This study from Professor Daryl Bem at Cornell University certainly is interesting, but what’s even more interesting is the scientific establishment doesn’t seem to be bashing his work. Check out it for yourself. Ben Goertzel writes on h+ magazine:
According to today’s conventional scientific wisdom, time flows strictly forward — from the past to the future through the present. We can remember the past, and we can predict the future based on the past (albeit imperfectly) — but we can’t perceive the future.
But if the recent data from the lab of Prof. Daryl Bem at Cornell University is correct, conventional scientific wisdom may need some corrections on this particular point.
In a research paper titled “Feeling the Future,” recently accepted for Journal of Personality and Social Psychology, Bem presents some rather compelling empirical evidence that in some cases — and with weak but highly statistically significant accuracy – many human beings can directly perceive the future. Not just predict it based on the past.

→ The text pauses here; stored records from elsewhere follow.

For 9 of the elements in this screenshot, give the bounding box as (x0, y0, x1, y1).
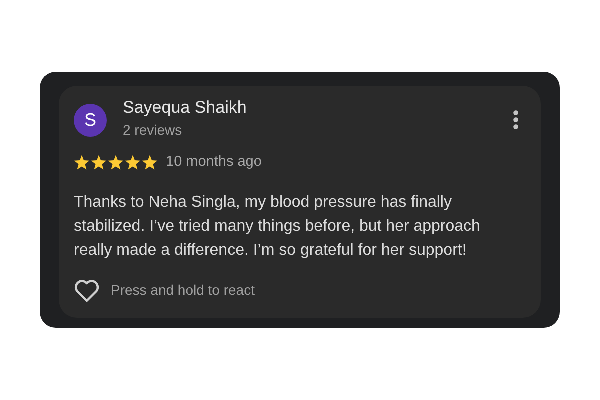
heart-icon (74, 278, 100, 303)
author-name: Sayequa Shaikh (123, 98, 248, 118)
review-text: Thanks to Neha Singla, my blood pressure has finally stabilized. I’ve tried many things before, but her approach really made a difference. I’m so grateful for her support! (74, 192, 482, 261)
react-button[interactable] (74, 278, 100, 303)
review-time: 10 months ago (166, 153, 262, 172)
review-count: 2 reviews (123, 121, 184, 139)
avatar: S (74, 104, 107, 137)
react-hint: Press and hold to react (111, 281, 255, 300)
menu-icon (513, 110, 519, 130)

A pre-publication copy of Bem’s paper is available on his website, and it should appear on the journal’s website shortly. The article is already attracting considerable attention, including a piece in Psychology Today. Also, Bem reports that he has already received hundreds of requests
for “replication packages” — documentation and software allowing others to repeat the experiments he did. If you want to try to replicate the work yourself, replication packages for some of the experiments are already available at http://dbem.ws/psistuff
If Bem’s results are indeed replicated, this will shock some scientists, but many others will say “I told you so.” A 2002 survey by the US National Science Foundation shows that 60% of adult Americans agree that some individuals possess psychic powers. The percentage of scientists holding such opinions is much lower — but there is a small community of scientists, such as Dr. Bem, working to reconcile popular intuitions about paranormal phenomena with the scientific method and world-view.